Interesting. I wonder how well a logistic regression that spits out masks would perform in the source separation task.

Also a bit surprising to see that they had to STFT the audio before feeding it into a convnet. I thought half the point of convnets was that they figure out how to do spectral domain representations on their own...

WhiteNoiz3 · on Sept 25, 2018

I've been messing around with audio nets and that was the first thing that surprised me too - convnets don't work nearly as well (out of the box) for audio as they do for images. This article has some good reasons why audio data is different from image data: https://towardsdatascience.com/whats-wrong-with-spectrograms...

black_puppydog · on Sept 25, 2018

in theory yes, but in practice, giving the network the full information in the right format is crucial to have it train well and quickly.

a-dub · on Sept 25, 2018

isn't that supposed to be the magic of convnets though? they _figure out_ the right format. instead of doing feature engineering, like stfts and mel warping, you do stuff like build convolution layers into an ann and let it sort it out?

keyle · on Sept 25, 2018

Cool stuff. Any real world usage/benefits for this? I can't think of any.

utopcell · on Sept 25, 2018

It would be great for practicing songs. In this scenario you would be clicking on the instrument to turn off.

drhodes · on Sept 25, 2018

matching faces with voices in a surveillance situation, which person is talking?

vernie · on Sept 25, 2018

That's actually this paper: https://ai.googleblog.com/2018/04/looking-to-listen-audio-vi...

black_puppydog · on Sept 25, 2018

that's actually a whole subfield, not "this paper".

rolfvandekrol · on Sept 25, 2018

For the sound splitting, it's probably not extremely useful.

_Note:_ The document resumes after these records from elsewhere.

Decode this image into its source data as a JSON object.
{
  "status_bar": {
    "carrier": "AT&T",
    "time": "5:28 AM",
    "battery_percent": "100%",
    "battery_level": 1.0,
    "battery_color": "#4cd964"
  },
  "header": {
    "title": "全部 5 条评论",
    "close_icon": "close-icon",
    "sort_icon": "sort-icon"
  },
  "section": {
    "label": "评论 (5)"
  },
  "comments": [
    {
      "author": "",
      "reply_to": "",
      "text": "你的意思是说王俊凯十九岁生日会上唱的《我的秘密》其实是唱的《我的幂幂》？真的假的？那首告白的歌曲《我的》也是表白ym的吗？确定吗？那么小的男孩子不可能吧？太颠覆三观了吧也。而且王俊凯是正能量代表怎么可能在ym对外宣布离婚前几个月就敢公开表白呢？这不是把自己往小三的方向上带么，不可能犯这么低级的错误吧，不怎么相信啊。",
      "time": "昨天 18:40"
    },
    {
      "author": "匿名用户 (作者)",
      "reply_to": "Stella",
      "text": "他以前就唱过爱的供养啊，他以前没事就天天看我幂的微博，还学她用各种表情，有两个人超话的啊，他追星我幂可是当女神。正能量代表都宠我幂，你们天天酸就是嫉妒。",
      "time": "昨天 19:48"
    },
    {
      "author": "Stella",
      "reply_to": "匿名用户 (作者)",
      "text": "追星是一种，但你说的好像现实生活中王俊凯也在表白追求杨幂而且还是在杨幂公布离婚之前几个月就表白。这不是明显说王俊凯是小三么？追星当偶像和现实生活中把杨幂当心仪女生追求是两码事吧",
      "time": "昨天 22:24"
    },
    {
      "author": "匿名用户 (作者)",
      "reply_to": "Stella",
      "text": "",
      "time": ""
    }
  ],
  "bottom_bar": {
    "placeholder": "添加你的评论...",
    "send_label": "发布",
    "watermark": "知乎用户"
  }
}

You can however use this frequency analysis from video to synchronise audio with a video (for a music video where you want to use a studio audio recording with a video clip)

rflrob · on Sept 25, 2018

I haven’t tried my hand at any machine learning, but I’m impressed that it could work with only 60 hours of training data. Perhaps the input clips were fairly short, which would increase the total number of videos.

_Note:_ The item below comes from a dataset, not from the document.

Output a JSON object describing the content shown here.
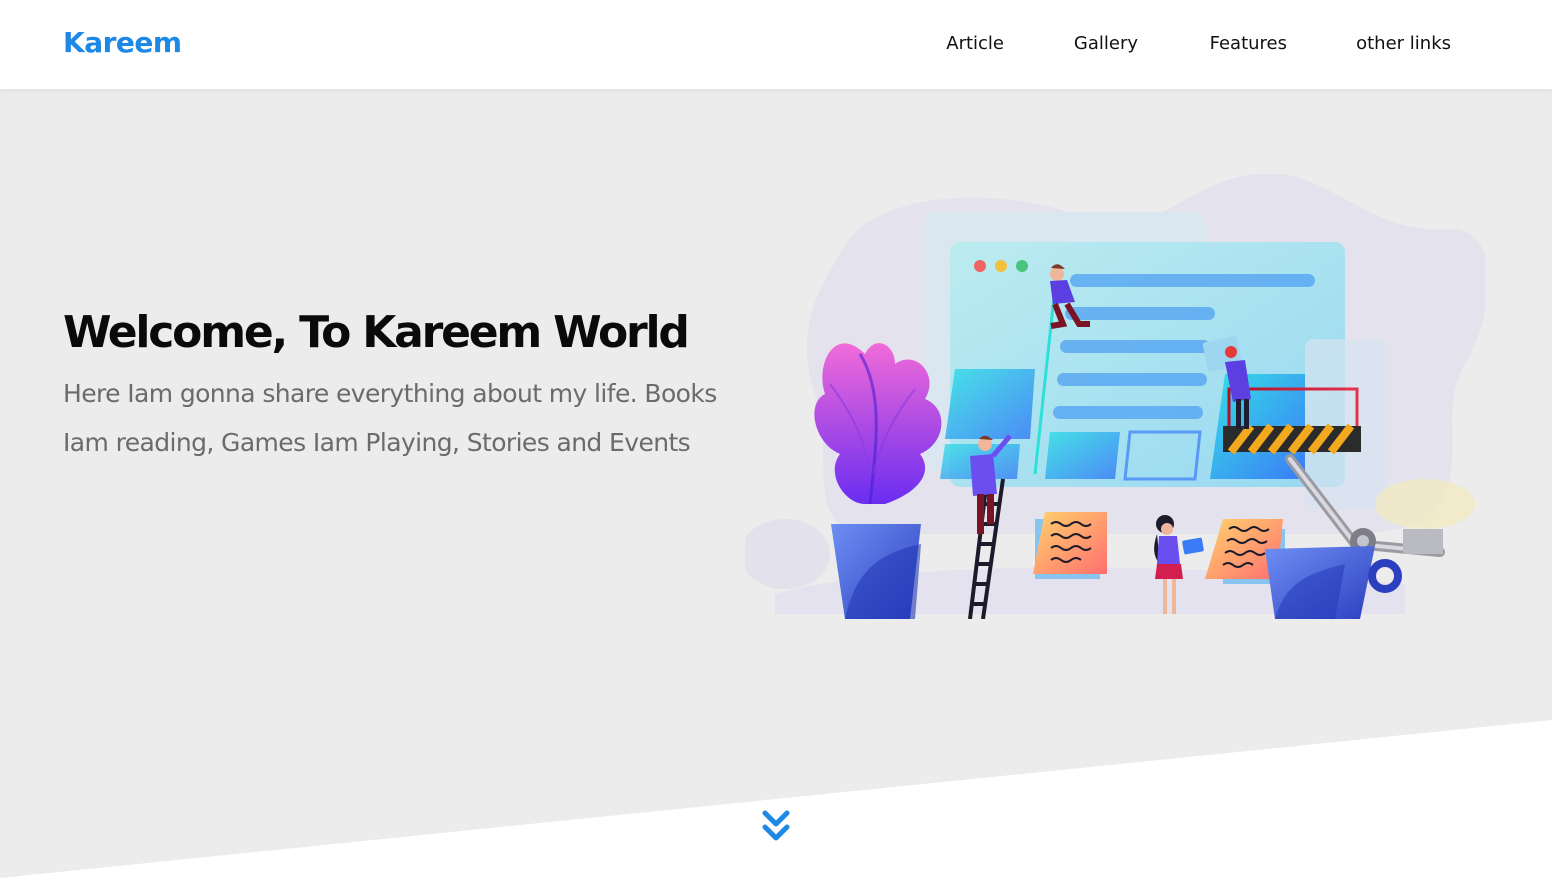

app4soft · on Sept 25, 2018

It remind me such apps like PhonoPaper[0], Nature - Oscillator[1] and PixiVisor[2]

[0] http://warmplace.ru/soft/phonopaper

[1] http://warmplace.ru/soft/nosc

[2] http://warmplace.ru/soft/pixivisor/

funkdified · on Sept 25, 2018

This is going to be huge for the hard of hearing.

pjgrad · on Sept 25, 2018

Unlike reading, I don't think audio can convey the same meaning in a different sensory format. At best, they perceive it but in an alien way to most people. It's like describing a painting in musical notes.

pjgrad · on Sept 25, 2018

And the "some" to that "most" are those with synesthesia

stavros · on Sept 25, 2018

Or describing a piano piece in musical notes.

jovial_cavalier · on Sept 25, 2018

tmalsburg2 · on Sept 25, 2018

Not op but I imagine the idea must be that they can point on the thing they want to year in a noisy environment and software can amplify the sound generated at that location.

ggm · on Sept 25, 2018

Does anyone remember Gerry Anderson? he designed relays attached to puppets, which made the jaws clack in time to the sound-track being played, while they filmed the puppets for Thunderbirds are go in the 1960s. Look at me ma! my puppet is speaking!

Thus, it only took us 50-odd years to write the reverse-compiler..

xtagon · on Sept 25, 2018

I wonder if this can segregate vocals from instrumentals in a mix? That would be great for mashups.

bscphil · on Sept 25, 2018

Incidentally, due to the way a lot of stereo tracks are mixed, it's often possible to mostly remove the vocal track from a song. I'm more curious if this algorithm could perform the reverse task - playing the vocals only. My intuition is that the results would be poor because of the wide human vocal range and the fact that words need to be discernible, not just notes. But I would love to be proven wrong here.

stavros · on Sept 25, 2018

If you can remove the vocals from a piece, you can then subtract that from the original to get just the vocals.

nawgszy · on Sept 25, 2018

Well that's not quite true. The point is, I believe, that vocals are generally put right in the center of the sound-stage, so they play equally in the left and right channels. Thus right - left is most of the rest of the song, but the vocals cancelled each other out.

However, the right - left mix isn't exactly the song minus the vocals, it's an odd off-version, so subtracting that from the original song will leave mostly the vocals but with artifacts from the difference between the song truly without vocals and the right - left mix's interpretation thereof

stavros · on Sept 25, 2018

Yes, certainly. My point is that if you have "mostly no vocals" you can subtract that from the left + right mix to get "mostly the vocals". It won't be exactly right, sure.

nawgszy · on Sept 29, 2018

Fair enough!

hrayr · on Sept 25, 2018

Interesting, I was wondering what to do with my audiblepixel.com domain.